Het langdurig inademen van relatief lagere concentraties luchtverontreinigende stoffen kan leiden tot chronische effecten. Deze effecten treden op na jarenlange blootstelling en zijn vaak blijvend. Luchtwegklachten en klachten van hart en bloedvaten kunnen blijvend verergeren, bij voorbeeld ernstige astmatische klachten. Het is nog niet duidelijk of gezonde mensen ziek kunnen worden na chronische blootstelling van luchtverontreiniging, maar wel is statistisch aangetoond dat de risicogroepen die al een ziekte hebben meer klachten kunnen krijgen. Zo is aangetoond dat kinderen die geen aanleg hebben voor astma dit als gevolg van luchtverontreiniging niet snel zullen krijgen. Andere factoren spelen daarbij een belangrijker rol. Kinderen met astma kunnen door blootstelling aan luchtverontreiniging vaker een astma-aanval krijgen met een ernstiger karakter.
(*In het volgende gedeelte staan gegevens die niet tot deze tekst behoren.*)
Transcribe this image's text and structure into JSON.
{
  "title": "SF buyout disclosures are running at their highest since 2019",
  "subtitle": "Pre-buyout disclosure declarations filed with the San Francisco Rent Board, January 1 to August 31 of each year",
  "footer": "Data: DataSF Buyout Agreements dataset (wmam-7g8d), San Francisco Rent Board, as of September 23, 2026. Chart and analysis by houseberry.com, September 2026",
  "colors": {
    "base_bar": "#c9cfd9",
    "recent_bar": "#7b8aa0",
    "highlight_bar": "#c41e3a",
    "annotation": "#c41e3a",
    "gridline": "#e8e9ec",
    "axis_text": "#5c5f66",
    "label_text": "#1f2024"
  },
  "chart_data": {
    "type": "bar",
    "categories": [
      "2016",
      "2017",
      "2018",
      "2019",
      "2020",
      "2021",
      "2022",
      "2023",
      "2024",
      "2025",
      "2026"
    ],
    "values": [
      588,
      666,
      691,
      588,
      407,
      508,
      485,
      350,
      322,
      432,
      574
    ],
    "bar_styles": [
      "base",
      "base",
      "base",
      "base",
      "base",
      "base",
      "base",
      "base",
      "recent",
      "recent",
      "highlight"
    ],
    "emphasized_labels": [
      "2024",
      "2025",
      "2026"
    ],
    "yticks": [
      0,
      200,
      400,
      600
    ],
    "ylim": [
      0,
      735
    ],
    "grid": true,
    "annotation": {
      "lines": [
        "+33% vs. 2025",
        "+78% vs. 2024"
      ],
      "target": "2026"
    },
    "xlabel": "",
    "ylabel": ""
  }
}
Door de verergering van een bestaande ziekte kunnen mensen eerder overlijden dan zonder de aanwezigheid van luchtverontreiniging. Het is onduidelijk hoeveel de levensverwachting daalt bij deze groep, maar wetenschappers hebben aanwijzingen dat mensen die jarenlang zijn blootgesteld aan verhoogde concentraties luchtverontreiniging enkele maanden tot maximaal twee jaar korter leven.

Niet iedereen heeft last van luchtverontreiniging. Sommige mensen zijn gevoeliger, en hebben een grotere kans op de genoemde klachten. Vooral oudere mensen, kinderen en mensen met een hart- of longziekte zijn extra gevoelig voor luchtverontreiniging.